The only reason one would attempt to cheat death is to escape judgment. Without a desire for a heaven to gain, and a hell to avoid, our standard of morality is without true reason. The Judeo-Christian perspective urges mankind to crave life in a way that allows man to experience heaven in the present. Death has the potential to cause torment to the point it can feel like hell on earth. To curb one’s impulse to commit a violation of natural law, there must be a consequence. A punishment ought to be comparable to the violation, but not to the grievance. Such as in the practice of law, proportionate punishment is more essential than the gratification of social justice.
One’s God-given rights are sacred institutions, and mankind is to protect and preserve those rights. The documents on which the United States of America is founded – The Declaration of Independence, The Constitution, and The Bill of Rights – are precepts prescribed not by man, but by God. Once violated, punishment ought to be imminent, impartial, and prudent.
The 6th Amendment grants the right to a speedy trial by an impartial jury within the district where the incident occurred, and the accused is promised a rigorous defense. Regardless of the ruling, the ‘due-process’ achieved is more vital. Laws, standards, and ethics must not waver in order to gain justice.
When an accusation is inaccurate or excessive, a plea can be presented. That is the mercy; furthermore, if the conviction is unsatisfactory, one can levy an appeal.
Many ask about conviction errors. The truth is that they rarely occur in felony cases. The infrequency is so great that the margin-of-error was last calculated to be less than .03%. Within that margin, wrongful executions are calculated to be less than .1%.
Should that be ignored? No.
Is that unfortunate? Yes.
Is that just? Absolutely, and here’s why: the system did not fail, society did.
The left asserts that mankind made the society that crafted the law. They are wrong. God fashioned the law to govern a society in which man continues to fail to exercise self-control, period.

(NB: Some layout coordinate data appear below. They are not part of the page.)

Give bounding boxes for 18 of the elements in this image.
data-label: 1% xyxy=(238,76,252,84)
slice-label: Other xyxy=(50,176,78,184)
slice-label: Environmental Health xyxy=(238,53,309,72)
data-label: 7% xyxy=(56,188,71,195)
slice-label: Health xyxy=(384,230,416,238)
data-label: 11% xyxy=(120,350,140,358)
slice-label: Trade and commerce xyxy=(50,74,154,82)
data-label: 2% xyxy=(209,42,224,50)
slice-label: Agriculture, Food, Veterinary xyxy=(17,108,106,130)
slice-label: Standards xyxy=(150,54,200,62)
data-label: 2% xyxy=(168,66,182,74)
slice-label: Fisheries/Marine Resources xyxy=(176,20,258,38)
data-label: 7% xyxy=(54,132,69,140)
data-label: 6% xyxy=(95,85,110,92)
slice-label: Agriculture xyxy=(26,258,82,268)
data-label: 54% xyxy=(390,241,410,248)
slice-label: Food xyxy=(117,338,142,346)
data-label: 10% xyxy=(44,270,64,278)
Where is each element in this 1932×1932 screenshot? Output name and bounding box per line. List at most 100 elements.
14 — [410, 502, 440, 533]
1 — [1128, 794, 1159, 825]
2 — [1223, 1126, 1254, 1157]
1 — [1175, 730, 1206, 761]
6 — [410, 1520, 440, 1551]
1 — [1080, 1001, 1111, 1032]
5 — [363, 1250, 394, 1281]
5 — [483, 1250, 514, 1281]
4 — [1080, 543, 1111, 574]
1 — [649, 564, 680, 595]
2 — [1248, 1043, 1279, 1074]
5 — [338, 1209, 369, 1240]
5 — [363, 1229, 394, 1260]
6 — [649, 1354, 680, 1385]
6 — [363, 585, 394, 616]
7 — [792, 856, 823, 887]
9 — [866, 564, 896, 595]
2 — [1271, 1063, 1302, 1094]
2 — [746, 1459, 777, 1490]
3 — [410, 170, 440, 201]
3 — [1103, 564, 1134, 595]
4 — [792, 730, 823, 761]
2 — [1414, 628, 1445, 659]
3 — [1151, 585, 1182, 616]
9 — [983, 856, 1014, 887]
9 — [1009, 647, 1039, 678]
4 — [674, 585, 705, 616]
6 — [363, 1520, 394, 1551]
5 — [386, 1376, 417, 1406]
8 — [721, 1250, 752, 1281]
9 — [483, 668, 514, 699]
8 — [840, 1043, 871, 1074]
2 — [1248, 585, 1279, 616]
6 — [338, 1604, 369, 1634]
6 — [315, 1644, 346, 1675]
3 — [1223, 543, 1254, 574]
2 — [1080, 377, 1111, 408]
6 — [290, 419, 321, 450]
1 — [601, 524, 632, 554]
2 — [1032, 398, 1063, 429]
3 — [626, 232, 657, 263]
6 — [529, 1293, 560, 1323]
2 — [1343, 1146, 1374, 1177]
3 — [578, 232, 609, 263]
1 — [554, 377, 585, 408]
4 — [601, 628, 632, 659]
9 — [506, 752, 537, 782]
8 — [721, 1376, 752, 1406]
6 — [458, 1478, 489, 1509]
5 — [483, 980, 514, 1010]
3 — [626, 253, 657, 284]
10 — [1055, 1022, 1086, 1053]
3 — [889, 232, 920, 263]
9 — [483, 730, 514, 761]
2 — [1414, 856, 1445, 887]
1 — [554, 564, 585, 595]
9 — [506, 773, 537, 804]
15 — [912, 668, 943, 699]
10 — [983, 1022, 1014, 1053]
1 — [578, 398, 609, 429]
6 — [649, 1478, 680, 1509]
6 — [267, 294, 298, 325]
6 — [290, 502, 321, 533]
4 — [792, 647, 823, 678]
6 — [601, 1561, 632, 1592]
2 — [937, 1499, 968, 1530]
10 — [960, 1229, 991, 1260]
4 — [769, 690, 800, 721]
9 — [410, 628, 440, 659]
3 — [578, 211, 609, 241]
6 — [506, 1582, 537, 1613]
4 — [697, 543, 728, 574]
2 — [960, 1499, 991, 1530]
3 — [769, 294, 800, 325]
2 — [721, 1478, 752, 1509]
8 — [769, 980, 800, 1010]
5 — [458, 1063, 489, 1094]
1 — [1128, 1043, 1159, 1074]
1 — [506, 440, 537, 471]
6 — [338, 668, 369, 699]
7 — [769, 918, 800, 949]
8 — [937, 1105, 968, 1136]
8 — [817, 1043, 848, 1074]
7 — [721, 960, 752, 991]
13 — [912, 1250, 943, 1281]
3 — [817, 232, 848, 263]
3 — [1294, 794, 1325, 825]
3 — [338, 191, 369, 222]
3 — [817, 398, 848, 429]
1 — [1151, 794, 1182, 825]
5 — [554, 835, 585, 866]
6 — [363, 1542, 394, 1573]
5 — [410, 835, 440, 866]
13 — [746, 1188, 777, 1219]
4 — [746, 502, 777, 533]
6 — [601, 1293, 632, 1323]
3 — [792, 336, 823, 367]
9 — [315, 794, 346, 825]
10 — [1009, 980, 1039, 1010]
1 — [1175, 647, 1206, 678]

To insist that one would rather see 97 guilty murderers, rapists, and/or thieves live without reprimand in order to keep 3 innocent persons out of jail is not an argument for compassion, but is a declaration of an immoral and unjust lunacy.
Recently, California voted to allow felons to vote from prison. Leftist politicians expressed that voting is a civic right. They have chosen to ignore the unequivocal fact that once one violates the rights God gave their victims, many of their own rights are lawfully reduced or even lost.
The left argues that felons did not intend to lose certain civic rights. However, their conviction proves intent to break the law. For example, it is illegal to drive under the influence of alcohol or drugs. When one drives under the influence and strikes and kills a human being, the driver is rightfully accused of killing, whether they intended to or not. The fact remains that they have deprived a person of life, when their intent was only to drive while intoxicated.
John Adams, one of the Founding Fathers, stated, “But a Constitution of Government once changed from Freedom, can never be restored. Liberty, once lost, is lost forever.”
Villains and heroes alike portrayed in the Bible did not get to choose the level of suffering their sin caused. Pharaoh did not intend to lose his first born when he refused to free the Hebrews from slavery. Saul did not intend to become insane while attempting to murder David. David did not intend for his sons to assassinate one another when he killed a man to cover up his own infidelity.
Violators do not get to choose the amount of agony their act of lawlessness generates, even unto themselves. Once one infringes even one law, one will suffer judgment.
God is steadfast, and His law resolute; therefore, govern yourself justly in order to discover justice and liberty.